NEW DELHI (Economy India): India’s merchandise exports in August declined by 9.3%, dropping to $34.7 billion (₹2.90 lakh crore). This marks a decrease from $38.28 billion (₹3.20 lakh crore) recorded during the same month last year. According to government data released on Tuesday, imports for August grew by 3.3%, reaching $64.36 billion (₹5.39 lakh crore), compared to $62.3 billion (₹5.21 lakh crore) in the previous year.
The Commerce Department attributed the decline in exports to reduced global demand and ongoing geopolitical challenges. Despite these hurdles, India saw a 3.3% growth in incoming shipments, leading to a trade deficit of $29.65 billion (₹2.48 lakh crore) for the month.

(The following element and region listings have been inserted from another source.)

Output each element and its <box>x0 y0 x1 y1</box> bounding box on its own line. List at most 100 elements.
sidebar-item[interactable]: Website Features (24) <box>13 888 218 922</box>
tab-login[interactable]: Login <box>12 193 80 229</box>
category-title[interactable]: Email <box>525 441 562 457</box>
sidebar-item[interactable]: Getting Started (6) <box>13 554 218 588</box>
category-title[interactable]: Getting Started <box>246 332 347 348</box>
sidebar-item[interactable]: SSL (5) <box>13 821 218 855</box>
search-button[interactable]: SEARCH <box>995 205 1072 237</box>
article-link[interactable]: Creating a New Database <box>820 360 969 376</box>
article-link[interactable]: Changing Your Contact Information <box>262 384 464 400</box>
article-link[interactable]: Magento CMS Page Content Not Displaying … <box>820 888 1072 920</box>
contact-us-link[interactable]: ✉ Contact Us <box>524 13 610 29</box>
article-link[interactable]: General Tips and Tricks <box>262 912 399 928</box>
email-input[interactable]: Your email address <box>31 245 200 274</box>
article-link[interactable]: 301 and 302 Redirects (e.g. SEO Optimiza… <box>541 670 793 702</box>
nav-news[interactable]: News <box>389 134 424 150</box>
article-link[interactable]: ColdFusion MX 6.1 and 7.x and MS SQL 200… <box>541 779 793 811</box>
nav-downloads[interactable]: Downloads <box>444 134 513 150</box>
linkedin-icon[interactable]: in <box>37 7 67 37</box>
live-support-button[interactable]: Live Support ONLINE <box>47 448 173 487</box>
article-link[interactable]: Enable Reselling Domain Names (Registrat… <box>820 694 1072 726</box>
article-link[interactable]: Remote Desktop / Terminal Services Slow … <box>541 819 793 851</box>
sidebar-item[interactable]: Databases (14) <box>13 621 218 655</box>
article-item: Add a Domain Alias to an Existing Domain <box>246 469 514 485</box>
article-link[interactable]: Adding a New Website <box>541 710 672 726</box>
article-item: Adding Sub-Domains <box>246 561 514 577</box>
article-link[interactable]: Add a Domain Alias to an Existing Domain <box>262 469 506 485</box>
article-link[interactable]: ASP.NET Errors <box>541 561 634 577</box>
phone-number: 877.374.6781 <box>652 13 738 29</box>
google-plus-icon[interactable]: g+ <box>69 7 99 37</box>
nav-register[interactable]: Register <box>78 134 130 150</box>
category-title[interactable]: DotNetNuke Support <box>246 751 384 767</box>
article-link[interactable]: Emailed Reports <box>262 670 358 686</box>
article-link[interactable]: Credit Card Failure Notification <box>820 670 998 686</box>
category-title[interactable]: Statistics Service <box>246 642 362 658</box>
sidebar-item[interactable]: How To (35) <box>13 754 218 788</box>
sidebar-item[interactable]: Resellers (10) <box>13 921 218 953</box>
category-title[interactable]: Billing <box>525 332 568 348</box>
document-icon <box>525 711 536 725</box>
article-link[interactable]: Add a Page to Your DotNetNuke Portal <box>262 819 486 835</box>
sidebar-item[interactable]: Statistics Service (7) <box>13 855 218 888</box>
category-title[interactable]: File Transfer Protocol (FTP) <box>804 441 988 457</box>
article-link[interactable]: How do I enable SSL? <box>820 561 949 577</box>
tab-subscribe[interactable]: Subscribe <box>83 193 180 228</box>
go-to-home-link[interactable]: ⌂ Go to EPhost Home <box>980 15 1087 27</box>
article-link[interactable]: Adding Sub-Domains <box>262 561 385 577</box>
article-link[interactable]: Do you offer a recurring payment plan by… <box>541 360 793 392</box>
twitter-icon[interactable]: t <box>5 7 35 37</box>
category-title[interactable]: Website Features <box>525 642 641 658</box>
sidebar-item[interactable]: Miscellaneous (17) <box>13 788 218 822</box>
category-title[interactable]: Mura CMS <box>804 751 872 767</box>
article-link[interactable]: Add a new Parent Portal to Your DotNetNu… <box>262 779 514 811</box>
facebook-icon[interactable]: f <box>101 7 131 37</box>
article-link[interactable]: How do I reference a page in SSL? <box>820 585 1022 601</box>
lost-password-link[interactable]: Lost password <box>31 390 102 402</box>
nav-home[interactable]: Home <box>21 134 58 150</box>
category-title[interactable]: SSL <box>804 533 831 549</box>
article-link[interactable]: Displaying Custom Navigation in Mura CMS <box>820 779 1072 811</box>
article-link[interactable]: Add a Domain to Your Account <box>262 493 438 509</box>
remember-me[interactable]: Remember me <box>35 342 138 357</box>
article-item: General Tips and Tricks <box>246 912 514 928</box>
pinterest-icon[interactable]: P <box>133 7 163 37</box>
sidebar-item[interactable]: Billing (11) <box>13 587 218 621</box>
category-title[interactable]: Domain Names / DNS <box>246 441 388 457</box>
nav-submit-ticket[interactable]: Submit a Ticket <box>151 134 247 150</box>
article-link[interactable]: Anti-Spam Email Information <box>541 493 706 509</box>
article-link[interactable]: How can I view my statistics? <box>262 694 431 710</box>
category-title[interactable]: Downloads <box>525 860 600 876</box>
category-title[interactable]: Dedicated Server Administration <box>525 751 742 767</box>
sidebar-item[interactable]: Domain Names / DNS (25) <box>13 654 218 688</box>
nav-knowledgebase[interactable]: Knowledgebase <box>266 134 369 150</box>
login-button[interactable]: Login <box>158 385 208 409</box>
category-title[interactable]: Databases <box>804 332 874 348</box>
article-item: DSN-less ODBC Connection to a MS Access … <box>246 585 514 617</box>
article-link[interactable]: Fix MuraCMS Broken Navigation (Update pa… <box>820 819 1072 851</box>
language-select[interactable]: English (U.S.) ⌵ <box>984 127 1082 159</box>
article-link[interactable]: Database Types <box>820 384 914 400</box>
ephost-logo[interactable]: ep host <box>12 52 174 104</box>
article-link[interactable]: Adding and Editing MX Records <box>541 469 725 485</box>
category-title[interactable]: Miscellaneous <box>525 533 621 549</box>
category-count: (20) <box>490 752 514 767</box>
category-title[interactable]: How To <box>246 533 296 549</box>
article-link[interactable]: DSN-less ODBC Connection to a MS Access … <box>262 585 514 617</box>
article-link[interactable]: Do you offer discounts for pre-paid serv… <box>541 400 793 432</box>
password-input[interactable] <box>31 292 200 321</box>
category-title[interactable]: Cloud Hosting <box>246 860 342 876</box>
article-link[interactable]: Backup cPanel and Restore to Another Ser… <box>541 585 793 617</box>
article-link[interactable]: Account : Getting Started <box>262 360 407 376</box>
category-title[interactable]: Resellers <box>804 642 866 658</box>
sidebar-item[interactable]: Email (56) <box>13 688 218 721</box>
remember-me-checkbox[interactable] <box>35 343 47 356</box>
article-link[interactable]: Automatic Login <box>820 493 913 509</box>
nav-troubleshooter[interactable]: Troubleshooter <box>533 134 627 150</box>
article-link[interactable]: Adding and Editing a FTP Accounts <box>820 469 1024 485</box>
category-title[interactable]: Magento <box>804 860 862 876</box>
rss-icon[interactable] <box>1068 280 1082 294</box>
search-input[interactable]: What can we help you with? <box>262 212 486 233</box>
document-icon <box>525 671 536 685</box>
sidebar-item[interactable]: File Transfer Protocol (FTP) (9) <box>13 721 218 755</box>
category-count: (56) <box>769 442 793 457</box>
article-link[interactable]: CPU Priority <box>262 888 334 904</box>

Annual Export Growth of 5.8%
Commerce Secretary Sunil Barthwal highlighted factors like the significant economic slowdown in China, declining petroleum prices, Europe’s economic struggles, and transportation and logistics challenges as the primary reasons impacting merchandise exports. In the first quarter of the financial year (April-June), India’s exports showed a year-on-year growth of 5.8%, reaching $109.9 billion (₹9.20 lakh crore).
Trade Deficit Hits ₹2.48 Lakh Crore in August
India’s trade deficit for August amounted to ₹2.48 lakh crore. This marks a notable gap between exports and imports for the month.
WTO Predicts Global Merchandise Trade Growth
The World Trade Organization (WTO), in its Global Trade Outlook and Statistics report released in April, forecasted a gradual improvement in global merchandise trade volume in 2024 and 2025. This follows a downturn in 2023, primarily due to high energy prices and inflation in advanced economies, particularly in Europe.
WTO predicts a 2.6% growth in merchandise trade in 2024 and a further 3.3% increase in 2025, following a 1.2% decline in 2023. However, the organization warned that regional conflicts and geopolitical tensions could lead to further surges in food and energy prices, which may limit trade growth.
What is a Trade Deficit?
A trade deficit occurs when a country’s imports exceed its exports over a specified period. This is also known as a negative balance of trade. In simpler terms, when a country buys more than it sells, it results in a trade deficit.